Sur cette base, la juridiction a appliqué la peine correspondant à l’infraction la plus grave, soit deux ans d’emprisonnement, tout en accordant le sursis à l’exécution de la peine à Zied Rouine, Amina Boukamcha, Farès Kablaoui et Hiba Abassi. Les intéressés ont été avertis des conséquences d’une éventuelle récidive durant le délai légal.

Par ailleurs, Zied Rouine a été condamné à une amende de 34.113 dinars et 500 millimes, tandis que Farès Kablaoui devra s’acquitter d’une amende de 23.665 dinars.
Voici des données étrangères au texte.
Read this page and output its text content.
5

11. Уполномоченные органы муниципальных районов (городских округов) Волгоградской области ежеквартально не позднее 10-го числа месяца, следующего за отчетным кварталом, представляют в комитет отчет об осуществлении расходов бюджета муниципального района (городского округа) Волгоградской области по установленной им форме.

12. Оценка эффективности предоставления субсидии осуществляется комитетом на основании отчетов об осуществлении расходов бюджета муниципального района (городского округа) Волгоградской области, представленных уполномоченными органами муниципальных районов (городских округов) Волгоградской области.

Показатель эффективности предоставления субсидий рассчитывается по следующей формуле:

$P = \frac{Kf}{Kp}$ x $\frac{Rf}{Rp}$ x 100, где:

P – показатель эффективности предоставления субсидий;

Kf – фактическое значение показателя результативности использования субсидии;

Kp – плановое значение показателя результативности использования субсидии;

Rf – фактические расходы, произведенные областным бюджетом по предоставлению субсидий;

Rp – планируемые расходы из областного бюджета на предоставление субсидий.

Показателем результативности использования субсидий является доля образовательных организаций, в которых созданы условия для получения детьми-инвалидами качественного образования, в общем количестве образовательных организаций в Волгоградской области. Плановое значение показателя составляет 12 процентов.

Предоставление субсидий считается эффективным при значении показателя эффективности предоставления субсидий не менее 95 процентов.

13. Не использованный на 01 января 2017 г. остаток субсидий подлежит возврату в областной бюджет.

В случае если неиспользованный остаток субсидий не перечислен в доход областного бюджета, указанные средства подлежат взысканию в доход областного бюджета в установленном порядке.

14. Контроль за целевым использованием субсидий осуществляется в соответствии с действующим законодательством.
Confiscations et privation des droits civiques maintenues

La Cour a également confirmé les autres dispositions du jugement initial. Les sommes d’argent saisies seront confisquées au profit de l’État.

En outre, Saadia Mosbah, Farès Kablaoui, Zied Rouine, Ghofrane Binous et Amina Boukamcha demeurent privés de leur droit de vote et d’éligibilité pendant une période de cinq ans.

Enfin, les décisions de non-lieu total prononcées en faveur d’Ilhem Kaâouachi, Slim Soukni et Rabii Al-Garfi ont été maintenues. Les non-lieux partiels accordés à Hiba Abassi et Amina Boukamcha pour certaines charges ont également été confirmés.